Liposomes as vehicles for vaccines

Abstract

Lipid A from Shigella flexneri LPS, or acylated derivatives of muramyl dipeptide (MDP), were incorporated into the lipid bilayer of liposomes to enhance the adjuvanticity of the liposomes in rabbits. Liposomes containing lipid A induced antibodies against lipid A, phosphocholine, phosphatidylcholine, and sphingomyelin. Lipid A was resolved into eight fractions, some of which did, and others of which did not, induce antibodies against liposomes. Anti-liposome antibodies also were induced (in the absence of liposomes) by complete Freund's adjuvant, and by acid treated bacterial cells coated with lipid A, but were not induced either by lipid A or liposomes alone, or by liposomes containing acylated MDP. We tested the liposomes for the ability to enhance the immunogenicity of a protein antigen.

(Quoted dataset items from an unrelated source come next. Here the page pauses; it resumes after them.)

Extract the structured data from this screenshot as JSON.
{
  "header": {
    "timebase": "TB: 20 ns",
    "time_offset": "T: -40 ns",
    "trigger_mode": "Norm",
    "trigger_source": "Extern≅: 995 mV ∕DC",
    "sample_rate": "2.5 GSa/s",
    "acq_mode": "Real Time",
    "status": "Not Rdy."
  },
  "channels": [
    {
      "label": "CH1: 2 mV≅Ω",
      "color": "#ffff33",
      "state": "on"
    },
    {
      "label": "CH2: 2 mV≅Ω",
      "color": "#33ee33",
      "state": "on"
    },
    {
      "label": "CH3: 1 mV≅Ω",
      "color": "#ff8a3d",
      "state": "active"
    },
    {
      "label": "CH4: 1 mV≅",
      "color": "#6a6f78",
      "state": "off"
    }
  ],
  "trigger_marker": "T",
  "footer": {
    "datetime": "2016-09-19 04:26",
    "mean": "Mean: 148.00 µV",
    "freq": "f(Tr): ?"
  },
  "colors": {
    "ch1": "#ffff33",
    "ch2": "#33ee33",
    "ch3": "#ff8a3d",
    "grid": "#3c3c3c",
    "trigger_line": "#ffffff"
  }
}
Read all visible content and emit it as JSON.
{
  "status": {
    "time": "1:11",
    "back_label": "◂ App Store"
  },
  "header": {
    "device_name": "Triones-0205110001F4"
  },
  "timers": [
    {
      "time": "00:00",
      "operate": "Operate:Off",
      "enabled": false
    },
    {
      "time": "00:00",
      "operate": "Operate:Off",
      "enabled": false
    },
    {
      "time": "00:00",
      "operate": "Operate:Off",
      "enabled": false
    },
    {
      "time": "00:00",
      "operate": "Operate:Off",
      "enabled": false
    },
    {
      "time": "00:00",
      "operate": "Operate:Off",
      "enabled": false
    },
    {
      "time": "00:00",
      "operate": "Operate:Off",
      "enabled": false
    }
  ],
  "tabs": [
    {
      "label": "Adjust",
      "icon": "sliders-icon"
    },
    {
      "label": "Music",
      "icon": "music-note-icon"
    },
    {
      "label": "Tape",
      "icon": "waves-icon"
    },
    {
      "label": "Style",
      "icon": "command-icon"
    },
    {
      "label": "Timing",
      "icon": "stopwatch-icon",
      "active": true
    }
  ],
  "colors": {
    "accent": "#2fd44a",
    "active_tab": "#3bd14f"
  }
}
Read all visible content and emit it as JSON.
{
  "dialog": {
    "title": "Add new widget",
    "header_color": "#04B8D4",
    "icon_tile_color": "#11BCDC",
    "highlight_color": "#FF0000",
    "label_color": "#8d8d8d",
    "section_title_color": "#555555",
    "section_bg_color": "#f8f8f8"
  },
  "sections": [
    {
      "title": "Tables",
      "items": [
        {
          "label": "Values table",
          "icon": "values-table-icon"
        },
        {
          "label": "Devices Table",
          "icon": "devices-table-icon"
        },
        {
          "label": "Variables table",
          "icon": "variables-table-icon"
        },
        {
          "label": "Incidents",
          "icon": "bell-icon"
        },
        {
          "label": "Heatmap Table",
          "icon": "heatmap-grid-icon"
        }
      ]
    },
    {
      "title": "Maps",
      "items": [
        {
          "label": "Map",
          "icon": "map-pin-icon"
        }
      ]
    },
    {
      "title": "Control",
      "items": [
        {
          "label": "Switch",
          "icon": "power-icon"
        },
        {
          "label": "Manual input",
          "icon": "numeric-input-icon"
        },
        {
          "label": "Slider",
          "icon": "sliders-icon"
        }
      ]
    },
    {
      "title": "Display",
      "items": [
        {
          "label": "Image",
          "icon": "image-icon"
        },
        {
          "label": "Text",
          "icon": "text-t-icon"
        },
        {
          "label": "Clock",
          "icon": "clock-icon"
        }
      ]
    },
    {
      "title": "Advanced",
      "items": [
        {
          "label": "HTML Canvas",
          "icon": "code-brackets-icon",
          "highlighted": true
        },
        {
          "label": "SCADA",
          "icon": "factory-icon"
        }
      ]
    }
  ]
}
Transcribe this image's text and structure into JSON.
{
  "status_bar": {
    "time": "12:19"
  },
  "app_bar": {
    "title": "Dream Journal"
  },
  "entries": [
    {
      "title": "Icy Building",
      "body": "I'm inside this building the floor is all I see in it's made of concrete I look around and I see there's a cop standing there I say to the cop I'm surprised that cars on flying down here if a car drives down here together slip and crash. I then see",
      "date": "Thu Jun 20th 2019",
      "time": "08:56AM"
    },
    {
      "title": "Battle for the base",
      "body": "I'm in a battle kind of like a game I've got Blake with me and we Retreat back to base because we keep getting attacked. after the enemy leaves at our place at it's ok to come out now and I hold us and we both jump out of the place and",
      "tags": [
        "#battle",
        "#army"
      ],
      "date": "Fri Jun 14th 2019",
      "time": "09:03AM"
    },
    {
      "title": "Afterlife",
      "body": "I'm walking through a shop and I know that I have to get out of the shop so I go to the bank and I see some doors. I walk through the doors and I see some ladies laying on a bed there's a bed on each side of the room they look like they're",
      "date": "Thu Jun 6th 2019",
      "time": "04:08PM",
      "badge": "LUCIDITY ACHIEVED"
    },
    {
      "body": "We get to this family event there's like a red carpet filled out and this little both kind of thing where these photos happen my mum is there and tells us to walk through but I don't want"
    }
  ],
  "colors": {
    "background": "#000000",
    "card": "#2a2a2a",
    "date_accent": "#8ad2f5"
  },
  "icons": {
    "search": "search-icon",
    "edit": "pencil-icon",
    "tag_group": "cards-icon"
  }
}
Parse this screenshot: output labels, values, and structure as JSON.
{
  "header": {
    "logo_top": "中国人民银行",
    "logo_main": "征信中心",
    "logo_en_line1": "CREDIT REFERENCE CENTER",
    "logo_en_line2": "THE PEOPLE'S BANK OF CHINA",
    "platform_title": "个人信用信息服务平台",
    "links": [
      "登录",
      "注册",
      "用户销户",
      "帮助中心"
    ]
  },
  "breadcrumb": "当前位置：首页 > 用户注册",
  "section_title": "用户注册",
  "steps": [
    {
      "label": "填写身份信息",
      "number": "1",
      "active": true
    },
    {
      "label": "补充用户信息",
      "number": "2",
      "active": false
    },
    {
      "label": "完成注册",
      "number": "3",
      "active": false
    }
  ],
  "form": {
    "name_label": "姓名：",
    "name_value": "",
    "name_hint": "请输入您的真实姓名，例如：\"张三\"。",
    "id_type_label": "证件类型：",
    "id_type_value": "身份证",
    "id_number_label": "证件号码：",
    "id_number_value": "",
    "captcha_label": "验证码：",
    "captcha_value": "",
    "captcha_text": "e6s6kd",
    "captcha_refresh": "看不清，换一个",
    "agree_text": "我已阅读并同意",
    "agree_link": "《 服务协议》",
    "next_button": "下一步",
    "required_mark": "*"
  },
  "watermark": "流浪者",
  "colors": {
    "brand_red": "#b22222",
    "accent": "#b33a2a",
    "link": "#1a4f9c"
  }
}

The antigen consisted of liposomes having acylated MDP and ganglioside GM1 (the receptor for cholera toxin, or CT) in the lipid membrane, and CT bound to the outer surface of the liposomes. The liposomal antigen (having surface-bound CT) produced a much greater anti-CT titer than that obtained by injection of CT alone. We conclude that liposomes containing only phosphatidylcholine, cholesterol, and dicetyl phosphate are poorly immunogenic, but that antibodies against them can be induced by inclusion of lipid A. Liposomes that are appropriately formulated can strongly enhance the immunogenicity of a liposome-bound protein antigen.